Revis’s Dance of the Evil Toys employs an unpredictable, sinuous melody that playfully trades back and forth between Marsalis and Calderazzo above a primal, incessant bass line with comical, whirring interjections from Faulkner. This oddball evocation of mechanical toys gives way to breakneck post-bop solos from Marsalis and Calderazzo. Revis is also the composer of Nilaste, a ballad based on an ostinato bass line. For both of Revis’s tunes, Calderazzo and Marsalis perform adroit solos, each with a clear sense of narrative married to the admirable ability to react instinctually to the rest of the ensemble. In relatively stark contrast to Revis’s adventurous pieces, Calderazzo’s haunting Conversation Among the Ruins is a more traditional tune buoyed by colorful harmony, delightful textures, melodic syncopations, and some masterful Latin-tinged brushwork from Faulkner. Conversations Among the Ruins features solos from Calderazzo and Marsalis that are dexterous in their climaxes, but also played with moving nostalgia.

Calderazzo’s Cianna is more direct in its Latin groove, beginning with a rhumba and continuing to the most traditional-sounding rhythmic feel of the album. This track is perhaps the CD’s most insistent earworm. The last original on the album is Life Filtering from the Water Flowers, which pays tribute to Marsalis’s late mother, Delores Marsalis. Calderazzo plucks inside the piano and Revis taps the body of his double bass, creating a mystical, grief-stricken soundworld. The overall aphoristic effect of these percussive explorations is similar to that of an experimental classical composition. Marsalis plays tenor sax on the tune, overlaying the thumps and taps with a somber meditation that gives way to a section of high-intensity jazz keening. This latter section mixes a Coltrane-esque wall-of-sound grit with poignant, dark melodies.

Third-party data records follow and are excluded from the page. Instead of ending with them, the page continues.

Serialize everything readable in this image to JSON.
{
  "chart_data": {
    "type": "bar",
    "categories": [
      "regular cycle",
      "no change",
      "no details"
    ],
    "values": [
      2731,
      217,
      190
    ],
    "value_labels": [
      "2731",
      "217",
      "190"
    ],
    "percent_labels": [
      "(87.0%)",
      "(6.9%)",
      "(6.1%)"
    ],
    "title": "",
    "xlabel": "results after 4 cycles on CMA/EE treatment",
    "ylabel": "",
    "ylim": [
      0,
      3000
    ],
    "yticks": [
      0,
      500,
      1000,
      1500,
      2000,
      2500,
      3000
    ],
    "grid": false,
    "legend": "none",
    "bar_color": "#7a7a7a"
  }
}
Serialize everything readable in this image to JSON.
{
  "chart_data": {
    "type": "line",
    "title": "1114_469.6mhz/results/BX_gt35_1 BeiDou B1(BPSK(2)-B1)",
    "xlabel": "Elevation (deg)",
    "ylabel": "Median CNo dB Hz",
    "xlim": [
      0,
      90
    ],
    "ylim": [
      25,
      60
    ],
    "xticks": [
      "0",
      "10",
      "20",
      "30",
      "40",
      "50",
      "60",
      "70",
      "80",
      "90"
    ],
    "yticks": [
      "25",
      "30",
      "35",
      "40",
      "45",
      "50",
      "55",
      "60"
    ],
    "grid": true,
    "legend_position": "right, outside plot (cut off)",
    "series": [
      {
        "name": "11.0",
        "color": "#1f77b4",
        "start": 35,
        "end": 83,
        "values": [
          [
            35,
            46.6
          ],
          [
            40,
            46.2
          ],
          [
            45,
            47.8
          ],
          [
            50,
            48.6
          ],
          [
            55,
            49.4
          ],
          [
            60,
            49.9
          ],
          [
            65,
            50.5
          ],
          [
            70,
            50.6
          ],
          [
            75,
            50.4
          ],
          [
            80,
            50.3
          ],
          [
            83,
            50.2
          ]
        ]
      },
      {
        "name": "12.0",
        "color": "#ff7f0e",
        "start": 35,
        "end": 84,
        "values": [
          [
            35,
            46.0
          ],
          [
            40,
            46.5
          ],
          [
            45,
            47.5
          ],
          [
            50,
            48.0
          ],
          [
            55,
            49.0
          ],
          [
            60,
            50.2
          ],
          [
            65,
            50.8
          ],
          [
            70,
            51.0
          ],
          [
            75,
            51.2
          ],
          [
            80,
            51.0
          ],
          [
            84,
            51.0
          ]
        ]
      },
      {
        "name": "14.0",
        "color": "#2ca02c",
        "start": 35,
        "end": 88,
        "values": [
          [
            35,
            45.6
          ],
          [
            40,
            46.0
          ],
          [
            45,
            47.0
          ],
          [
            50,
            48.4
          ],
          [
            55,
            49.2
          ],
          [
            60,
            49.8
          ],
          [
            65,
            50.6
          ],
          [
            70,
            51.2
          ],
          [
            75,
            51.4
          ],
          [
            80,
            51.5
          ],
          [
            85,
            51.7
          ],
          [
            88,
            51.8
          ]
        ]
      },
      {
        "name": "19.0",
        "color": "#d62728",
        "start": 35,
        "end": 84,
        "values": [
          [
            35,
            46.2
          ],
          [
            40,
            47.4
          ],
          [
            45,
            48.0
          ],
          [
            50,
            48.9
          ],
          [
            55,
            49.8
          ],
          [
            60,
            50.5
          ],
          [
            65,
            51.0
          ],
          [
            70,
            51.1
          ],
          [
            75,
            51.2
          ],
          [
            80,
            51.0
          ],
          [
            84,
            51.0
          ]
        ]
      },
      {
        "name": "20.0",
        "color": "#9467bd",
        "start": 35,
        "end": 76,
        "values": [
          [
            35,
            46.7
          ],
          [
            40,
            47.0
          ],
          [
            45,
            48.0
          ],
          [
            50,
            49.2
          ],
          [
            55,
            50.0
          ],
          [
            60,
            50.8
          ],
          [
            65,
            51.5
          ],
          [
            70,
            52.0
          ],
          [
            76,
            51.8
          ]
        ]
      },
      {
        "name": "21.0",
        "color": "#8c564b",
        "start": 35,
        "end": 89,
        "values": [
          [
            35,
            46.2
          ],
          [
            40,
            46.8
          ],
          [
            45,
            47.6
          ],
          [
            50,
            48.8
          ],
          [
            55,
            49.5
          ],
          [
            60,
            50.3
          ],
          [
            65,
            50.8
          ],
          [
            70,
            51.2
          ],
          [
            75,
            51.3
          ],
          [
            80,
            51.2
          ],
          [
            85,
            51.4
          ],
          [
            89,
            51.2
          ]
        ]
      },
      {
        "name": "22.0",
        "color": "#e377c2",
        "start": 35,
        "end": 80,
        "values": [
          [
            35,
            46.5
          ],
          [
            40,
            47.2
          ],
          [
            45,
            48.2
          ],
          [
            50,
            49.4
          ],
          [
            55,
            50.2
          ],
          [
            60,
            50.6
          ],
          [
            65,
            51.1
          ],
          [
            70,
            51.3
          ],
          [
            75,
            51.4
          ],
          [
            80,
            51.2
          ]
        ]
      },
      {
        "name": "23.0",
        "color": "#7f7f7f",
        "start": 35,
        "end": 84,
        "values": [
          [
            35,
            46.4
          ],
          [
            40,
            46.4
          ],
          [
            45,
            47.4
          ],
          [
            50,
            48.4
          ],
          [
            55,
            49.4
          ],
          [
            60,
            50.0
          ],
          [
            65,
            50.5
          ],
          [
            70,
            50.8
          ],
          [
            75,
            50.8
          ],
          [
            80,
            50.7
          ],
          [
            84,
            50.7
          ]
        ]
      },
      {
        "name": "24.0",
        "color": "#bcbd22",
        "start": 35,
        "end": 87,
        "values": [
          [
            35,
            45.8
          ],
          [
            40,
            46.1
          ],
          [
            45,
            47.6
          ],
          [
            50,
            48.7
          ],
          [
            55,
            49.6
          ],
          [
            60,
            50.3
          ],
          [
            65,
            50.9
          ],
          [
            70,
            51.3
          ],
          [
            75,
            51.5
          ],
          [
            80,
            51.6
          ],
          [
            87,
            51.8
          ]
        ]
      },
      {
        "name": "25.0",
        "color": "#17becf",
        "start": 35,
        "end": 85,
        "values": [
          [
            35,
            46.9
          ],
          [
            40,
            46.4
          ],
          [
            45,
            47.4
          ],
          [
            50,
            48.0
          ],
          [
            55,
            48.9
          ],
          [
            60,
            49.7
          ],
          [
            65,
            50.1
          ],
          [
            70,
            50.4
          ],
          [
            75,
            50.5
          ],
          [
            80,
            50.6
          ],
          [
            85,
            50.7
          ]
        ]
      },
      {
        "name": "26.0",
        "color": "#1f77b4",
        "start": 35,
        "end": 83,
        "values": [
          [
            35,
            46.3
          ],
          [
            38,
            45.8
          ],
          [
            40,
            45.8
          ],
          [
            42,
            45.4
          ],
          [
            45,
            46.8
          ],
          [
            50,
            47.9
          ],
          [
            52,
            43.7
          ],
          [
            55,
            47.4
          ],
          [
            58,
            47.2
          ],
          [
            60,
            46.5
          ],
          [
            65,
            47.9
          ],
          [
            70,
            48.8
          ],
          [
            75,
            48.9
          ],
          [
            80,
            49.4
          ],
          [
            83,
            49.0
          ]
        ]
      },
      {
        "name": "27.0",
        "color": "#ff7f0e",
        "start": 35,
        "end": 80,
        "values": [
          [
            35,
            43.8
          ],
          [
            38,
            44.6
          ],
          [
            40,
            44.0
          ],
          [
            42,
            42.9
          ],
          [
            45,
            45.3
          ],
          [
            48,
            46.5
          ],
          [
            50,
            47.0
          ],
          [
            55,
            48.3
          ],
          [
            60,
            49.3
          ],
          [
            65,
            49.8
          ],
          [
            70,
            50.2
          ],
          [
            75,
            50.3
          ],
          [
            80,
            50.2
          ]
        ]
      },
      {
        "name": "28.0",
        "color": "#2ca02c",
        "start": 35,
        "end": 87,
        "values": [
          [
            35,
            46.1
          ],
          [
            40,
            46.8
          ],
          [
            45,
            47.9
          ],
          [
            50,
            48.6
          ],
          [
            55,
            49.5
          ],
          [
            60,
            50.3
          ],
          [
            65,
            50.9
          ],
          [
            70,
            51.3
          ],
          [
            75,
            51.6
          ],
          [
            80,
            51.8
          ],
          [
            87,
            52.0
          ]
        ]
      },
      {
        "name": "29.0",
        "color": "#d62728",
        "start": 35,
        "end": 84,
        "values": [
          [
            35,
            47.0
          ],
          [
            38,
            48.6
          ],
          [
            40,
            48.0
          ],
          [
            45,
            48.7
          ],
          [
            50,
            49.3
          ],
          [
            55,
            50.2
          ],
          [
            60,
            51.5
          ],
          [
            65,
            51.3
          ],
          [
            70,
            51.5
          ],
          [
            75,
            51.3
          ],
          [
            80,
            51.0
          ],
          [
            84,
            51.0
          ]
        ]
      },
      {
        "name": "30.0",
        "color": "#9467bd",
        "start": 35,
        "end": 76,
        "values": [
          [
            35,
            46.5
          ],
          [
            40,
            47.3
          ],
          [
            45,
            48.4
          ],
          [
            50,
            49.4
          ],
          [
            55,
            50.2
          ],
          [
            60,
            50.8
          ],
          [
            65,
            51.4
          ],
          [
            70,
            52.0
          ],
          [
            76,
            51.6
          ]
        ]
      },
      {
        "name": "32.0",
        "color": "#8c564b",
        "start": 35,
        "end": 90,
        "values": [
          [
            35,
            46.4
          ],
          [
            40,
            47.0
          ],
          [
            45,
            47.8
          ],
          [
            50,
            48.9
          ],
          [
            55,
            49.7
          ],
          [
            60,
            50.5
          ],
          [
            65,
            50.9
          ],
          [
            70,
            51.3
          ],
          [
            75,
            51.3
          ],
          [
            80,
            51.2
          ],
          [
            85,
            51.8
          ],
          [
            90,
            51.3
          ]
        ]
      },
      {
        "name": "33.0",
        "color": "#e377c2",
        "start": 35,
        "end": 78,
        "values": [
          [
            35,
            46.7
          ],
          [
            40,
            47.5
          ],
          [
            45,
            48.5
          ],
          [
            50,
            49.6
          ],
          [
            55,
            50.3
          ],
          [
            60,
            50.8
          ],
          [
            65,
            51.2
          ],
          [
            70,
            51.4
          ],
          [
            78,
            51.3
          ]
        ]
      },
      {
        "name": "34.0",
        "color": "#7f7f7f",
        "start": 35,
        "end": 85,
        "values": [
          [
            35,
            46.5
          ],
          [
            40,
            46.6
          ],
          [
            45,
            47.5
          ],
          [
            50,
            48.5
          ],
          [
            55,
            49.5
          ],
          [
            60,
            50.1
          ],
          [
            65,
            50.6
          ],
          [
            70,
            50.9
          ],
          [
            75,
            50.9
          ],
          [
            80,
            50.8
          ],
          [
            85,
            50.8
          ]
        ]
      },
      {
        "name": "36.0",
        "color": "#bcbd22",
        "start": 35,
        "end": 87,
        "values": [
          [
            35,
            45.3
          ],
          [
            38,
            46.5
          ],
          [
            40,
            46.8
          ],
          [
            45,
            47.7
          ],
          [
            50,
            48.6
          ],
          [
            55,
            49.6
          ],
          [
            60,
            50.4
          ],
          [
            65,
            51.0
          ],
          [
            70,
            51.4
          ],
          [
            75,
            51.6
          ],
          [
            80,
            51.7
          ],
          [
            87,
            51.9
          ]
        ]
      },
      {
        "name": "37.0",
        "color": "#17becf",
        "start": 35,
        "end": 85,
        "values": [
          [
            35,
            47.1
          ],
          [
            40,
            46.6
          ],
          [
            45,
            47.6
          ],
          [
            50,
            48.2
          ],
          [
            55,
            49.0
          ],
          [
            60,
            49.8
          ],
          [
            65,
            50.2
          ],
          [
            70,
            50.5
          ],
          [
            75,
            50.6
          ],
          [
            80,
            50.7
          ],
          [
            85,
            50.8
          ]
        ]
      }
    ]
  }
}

The remainder of the disc balances out the darkness of Life Filtering with ebullient performances of bright cover songs. The first, Andrew Hill’s Snake Hip Waltz, is an idiosyncratic blues-waltz that features burning solos by Marsalis, a McCoy Tyner-channeling Calderazzo, and Revis, who sings along with his improvisation. The closing track of the album is an extended New Orleans-style take on Keith Jarret’s tune The Windup, during which the group imposes a second-line feel supporting some churchy gospel sounds from the ensemble.

The musicians shine during their solo improvisations, but are just as captivating in their intuitive reactions while supporting one another during those improvisations. All of the musicians are brilliant, but this album shines because of the unique way they create jazz with one another, interacting intuitively to create wildly expressive music.